Fixar entendimentos jurídicos para tornar mais previsível o julgamento das demandas relacionadas à pandemia de covid-19, bem como estimular a consensualidade para impedir a judicialização excessiva e otimizar o relacionamento social e entre empresas. Estas são as principais tarefas do Poder Judiciário no esforço conjunto para preservar as empresas nacionais e atrair investimentos externos no pós-pandemia, considerados fundamentais à retomada do desenvolvimento econômico do País. Foi o que disseram os participantes da live “A importância do Judiciário na retomada da economia”.

Realizado em 29/6 pelo Instituto Justiça & Cidadania em parceria com O Globo, o evento digital teve mais de 100 mil visualizações apenas nas primeiras 24 horas após sua realização.

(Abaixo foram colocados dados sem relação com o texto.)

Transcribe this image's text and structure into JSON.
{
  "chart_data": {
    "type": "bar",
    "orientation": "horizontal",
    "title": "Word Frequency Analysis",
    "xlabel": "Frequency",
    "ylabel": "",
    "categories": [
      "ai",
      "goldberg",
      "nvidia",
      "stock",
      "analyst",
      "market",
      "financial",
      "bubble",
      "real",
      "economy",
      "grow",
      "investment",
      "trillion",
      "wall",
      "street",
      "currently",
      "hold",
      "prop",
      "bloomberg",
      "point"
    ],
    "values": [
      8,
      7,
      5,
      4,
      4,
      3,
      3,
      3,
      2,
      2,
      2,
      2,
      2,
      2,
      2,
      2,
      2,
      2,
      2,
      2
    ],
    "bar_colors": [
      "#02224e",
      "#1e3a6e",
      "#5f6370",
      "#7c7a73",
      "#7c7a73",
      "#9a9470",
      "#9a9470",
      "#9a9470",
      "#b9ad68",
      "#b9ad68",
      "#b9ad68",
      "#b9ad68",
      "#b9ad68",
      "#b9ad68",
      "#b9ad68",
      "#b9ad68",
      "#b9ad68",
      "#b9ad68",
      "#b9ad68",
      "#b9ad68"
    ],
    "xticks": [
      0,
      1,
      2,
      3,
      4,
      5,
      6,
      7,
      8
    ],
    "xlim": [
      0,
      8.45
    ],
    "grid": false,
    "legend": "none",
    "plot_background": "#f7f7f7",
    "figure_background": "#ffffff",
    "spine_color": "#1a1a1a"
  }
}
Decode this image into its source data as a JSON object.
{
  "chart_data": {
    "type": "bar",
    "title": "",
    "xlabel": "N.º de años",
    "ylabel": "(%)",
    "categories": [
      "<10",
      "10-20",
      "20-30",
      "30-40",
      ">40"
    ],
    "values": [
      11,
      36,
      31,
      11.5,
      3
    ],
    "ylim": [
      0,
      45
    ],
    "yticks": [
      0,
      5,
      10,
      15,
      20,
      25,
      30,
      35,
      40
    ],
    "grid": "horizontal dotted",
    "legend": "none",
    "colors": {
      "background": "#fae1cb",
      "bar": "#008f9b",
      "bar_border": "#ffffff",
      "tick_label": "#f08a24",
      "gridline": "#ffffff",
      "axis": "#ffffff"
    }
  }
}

A live contou com a participação do Presidente eleito do Supremo Tribunal Federal (STF) e do Conselho Nacional de Justiça (CNJ), Ministro Luiz Fux, do Presidente da Câmara, Deputado Federal Rodrigo Maia, do Ministro do Superior Tribunal de Justiça (STJ) Luis Felipe Salomão, e do Presidente da Confederação Nacional da Indústria (CNI), Robson Andrade. Participaram ainda o Presidente da Comissão Nacional de Estudos Constitucionais da OAB e ex-Presidente da Ordem, Marcus Vinícius Furtado Coêlho, e o conselheiro da CNI e ex-Senador Armando Monteiro Neto.

A live faz parte do projeto Conversa com o Judiciário, iniciativa da Revista JC, que promove discussões sobre temas jurídicos controversos entre magistrados, juristas e diferentes setores econômicos. A mediação dessa edição do projeto coube ao Presidente do Instituto Justiça & Cidadania, Tiago Salles, e à colunista de O Globo News Flávia Oliveira.

 

Gargalo – Para o Deputado Federal Rodrigo Maia, que abriu o debate, o principal desafio do momento é articular os três Poderes junto aos setores econômicos e às instituições financeiras para criar as condições necessárias à retomada. Embora confiante de que o Legislativo e o Judiciário farão suas partes para reduzir os danos da crise, votando projetos para aprimorar a legislação e adequando o tratamento dos litígios, ele disse estar pessimista em relação ao segundo semestre, principalmente devido à não regulamentação das novas linhas de crédito pelo Governo.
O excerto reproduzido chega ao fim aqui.